Kementerian Kominfo dan BRTI mengubah
skema interkoneksi SMS yang sebelumnya Sender Keep All (SKA) menjadi
berbasis biaya (cost-based). Adapun biaya interkoneksi SMS mengikuti
hasil perhitungan biaya interkoneksi tahun 2010, yaitu sebesar Rp 23 per SMS.

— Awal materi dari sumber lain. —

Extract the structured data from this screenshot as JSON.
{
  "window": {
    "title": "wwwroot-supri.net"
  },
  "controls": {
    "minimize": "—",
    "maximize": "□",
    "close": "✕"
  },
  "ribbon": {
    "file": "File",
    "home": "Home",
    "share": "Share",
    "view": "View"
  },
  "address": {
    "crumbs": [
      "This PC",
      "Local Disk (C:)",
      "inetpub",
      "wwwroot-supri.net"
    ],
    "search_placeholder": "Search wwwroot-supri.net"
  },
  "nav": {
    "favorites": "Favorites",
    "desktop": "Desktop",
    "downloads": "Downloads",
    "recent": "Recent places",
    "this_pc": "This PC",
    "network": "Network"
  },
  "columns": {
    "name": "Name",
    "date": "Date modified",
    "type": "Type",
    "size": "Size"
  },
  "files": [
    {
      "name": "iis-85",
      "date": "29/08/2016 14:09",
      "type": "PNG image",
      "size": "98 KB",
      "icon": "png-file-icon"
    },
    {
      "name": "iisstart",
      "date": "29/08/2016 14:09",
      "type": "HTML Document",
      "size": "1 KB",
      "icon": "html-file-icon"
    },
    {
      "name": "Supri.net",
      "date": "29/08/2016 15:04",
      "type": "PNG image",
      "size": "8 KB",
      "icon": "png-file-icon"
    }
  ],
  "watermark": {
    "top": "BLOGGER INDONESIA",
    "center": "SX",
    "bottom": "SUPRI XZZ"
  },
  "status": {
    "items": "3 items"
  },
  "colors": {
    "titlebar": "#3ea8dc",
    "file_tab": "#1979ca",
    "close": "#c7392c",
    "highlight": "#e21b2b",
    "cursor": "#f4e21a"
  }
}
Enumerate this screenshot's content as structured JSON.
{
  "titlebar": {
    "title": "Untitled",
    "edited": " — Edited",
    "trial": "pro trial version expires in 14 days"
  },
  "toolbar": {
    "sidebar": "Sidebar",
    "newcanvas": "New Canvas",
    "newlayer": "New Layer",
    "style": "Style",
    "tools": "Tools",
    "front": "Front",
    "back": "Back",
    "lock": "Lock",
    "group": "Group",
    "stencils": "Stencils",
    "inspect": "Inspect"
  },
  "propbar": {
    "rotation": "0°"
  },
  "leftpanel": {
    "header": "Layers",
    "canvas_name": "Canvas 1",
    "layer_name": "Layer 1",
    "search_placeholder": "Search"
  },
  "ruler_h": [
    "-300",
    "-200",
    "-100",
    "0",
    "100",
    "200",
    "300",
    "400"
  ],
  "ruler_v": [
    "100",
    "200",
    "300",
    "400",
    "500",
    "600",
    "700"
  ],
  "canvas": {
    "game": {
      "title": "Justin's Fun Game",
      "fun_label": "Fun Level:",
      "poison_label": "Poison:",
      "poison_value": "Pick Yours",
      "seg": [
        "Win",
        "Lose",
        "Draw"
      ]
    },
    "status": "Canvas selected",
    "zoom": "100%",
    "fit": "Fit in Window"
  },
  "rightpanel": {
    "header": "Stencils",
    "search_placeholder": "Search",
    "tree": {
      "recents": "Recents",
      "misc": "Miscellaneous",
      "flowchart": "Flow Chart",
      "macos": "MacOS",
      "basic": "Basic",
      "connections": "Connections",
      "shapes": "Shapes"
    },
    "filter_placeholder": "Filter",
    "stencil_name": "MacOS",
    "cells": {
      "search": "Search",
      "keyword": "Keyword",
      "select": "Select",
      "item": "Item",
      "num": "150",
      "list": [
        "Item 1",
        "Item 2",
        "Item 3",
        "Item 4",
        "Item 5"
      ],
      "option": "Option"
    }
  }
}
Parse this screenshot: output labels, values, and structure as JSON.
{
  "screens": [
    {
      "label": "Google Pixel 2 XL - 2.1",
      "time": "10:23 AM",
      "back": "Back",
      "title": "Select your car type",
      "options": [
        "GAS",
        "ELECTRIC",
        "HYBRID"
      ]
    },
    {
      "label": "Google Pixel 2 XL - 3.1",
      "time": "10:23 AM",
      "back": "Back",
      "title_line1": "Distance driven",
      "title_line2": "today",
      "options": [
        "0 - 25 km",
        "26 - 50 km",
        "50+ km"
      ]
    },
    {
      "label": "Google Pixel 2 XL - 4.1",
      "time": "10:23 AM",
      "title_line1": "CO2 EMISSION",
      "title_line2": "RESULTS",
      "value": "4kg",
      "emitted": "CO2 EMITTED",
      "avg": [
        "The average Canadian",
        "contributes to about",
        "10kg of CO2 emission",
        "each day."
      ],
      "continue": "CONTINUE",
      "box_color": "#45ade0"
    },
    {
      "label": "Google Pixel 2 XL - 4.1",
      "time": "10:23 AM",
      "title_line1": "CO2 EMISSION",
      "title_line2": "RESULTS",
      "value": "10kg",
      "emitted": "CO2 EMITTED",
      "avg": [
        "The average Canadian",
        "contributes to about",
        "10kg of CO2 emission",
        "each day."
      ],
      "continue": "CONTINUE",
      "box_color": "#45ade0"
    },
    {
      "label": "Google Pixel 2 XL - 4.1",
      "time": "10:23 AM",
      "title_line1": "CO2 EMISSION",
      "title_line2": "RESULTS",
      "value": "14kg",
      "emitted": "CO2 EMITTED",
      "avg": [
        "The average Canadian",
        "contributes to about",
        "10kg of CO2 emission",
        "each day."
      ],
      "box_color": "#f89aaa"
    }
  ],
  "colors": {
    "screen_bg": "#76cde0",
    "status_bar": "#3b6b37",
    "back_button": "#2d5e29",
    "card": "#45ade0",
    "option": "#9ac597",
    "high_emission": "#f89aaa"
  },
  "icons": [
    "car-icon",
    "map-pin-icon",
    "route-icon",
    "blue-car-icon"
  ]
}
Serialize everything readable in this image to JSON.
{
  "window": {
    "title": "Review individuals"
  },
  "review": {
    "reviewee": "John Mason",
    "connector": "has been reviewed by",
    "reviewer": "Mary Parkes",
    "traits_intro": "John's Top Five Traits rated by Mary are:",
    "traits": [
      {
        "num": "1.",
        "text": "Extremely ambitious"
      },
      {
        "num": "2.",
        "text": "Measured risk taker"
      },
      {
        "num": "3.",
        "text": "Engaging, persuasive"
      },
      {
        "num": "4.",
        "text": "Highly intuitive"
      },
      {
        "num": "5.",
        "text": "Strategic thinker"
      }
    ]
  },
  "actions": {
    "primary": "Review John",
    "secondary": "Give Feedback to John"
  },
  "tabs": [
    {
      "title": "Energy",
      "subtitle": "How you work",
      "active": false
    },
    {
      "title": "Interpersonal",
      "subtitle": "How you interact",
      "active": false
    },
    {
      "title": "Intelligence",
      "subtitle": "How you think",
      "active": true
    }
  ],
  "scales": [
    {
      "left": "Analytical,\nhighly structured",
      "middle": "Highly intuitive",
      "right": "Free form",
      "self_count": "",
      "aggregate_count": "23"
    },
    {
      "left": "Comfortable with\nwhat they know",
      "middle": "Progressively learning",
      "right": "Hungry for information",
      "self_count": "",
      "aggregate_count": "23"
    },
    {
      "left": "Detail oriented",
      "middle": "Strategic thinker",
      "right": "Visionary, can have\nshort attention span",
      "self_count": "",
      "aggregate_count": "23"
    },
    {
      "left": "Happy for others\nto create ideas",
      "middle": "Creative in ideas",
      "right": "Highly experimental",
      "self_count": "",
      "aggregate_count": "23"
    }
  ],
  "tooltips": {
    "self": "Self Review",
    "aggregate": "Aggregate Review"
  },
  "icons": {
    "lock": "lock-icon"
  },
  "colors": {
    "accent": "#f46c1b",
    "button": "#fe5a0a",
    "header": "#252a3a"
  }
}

Kepala Pusat Informasi dan Humas
Kementerian Kominfo Gatot S Dewa Broto mengatakan, implementasi
interkoneksi SMS berbasis biaya ini akan berlaku mulai 31 Mei 2012 pukul
23:59:59 WIB.
Perubahan skema ini bukanlah peraturan baru di industri telekomunikasi Indonesia
dan sudah sesuai dengan amanah dari Peraturan Menteri Kominfo No
08/PER/M.KOMINFO/02/2006 tentang Interkoneksi, dimana penyelenggaraan
interkoneksi harus berdasarkan biaya.
"Selama ini skema SKA untuk
interkoneksi SMS dilakukan dengan pertimbangan, bahwa trafik SMS
antarpenyelenggara akan berimbang karena proses balas-berbalas
pengiriman SMS. Akan tetapi, dalam perkembangannya terdapat
ketidakseimbangan trafik sehingga penyelenggara yang kebanjiran SMS dari
penyelenggara lain merasa dirugikan," kata Kepala Pusat Informasi dan
Humas Kementerian Kominfo Gatot S. Dewa Broto dalam siaran pers yang
diterima MediaIndonesia.com, Jakarta, Sabtu (26/5).
Perubahan skema interkoneksi
bertujuan untuk memberikan keadilan bagi jaringan telekomunikasi yang
digunakan untuk menyalurkan trafik SMS. "Sehingga iklim kompetisi
industri telekomunikasi dapat menjadi lebih baik," lanjut Gatot.
Skema interkoneksi SMS berbasis
biaya juga diharapkan akan dapat mengurangi SMS yang tidak diinginkan
(Spam), yang terbukti telah banyak merugikan masyarakat banyak.
"Kualitas layanan yang kurang prima
serta maraknya SMS Broadcast (penyebaran SMS ke banyak pengguna telepon
bergerak) dan SMS spamming, disinyalir juga sebagai dampak dari promosi
para penyelenggara yang disalahgunakan atau akibat dari penerapan skema
SKA," kata Gatot.
Dengan berubahnya lingkungan
industri telekomunikasi, kata Gatot, pertumbuhan investasi dan
pembangunan infrastruktur jaringan baru akan terdorong.
Rencana penerapan SMS berbasis
biaya bukan berarti memperkecil kemungkinan masyarakat untuk memperoleh
tarif SMS gratis, yang ujung-ujungnya ternyata menimbulkan dampak
negatif yang tidak kecil.
Upaya larangan penerapan SMS
gratis, lanjut Gatot, sesungguhnya pernah diinstruksikan pada bulan
April tahun 2010. Namun tidak efektif, karena agak lemah dasar
hukumnya.
"Kini dasar hukumnya kuat, dan
tidak ada pilihan bagi penyelenggara telekomunikasi untuk taat
mematuhinya. Karena jika terbukti ada pelanggaran, baik Kementerian
Kominfo maupun BRTI akan melakukan evaluasi untuk menilai tingkat
pelanggarannya sebelum dilayangkannya surat peringatan secara terbuka," kata Gatot.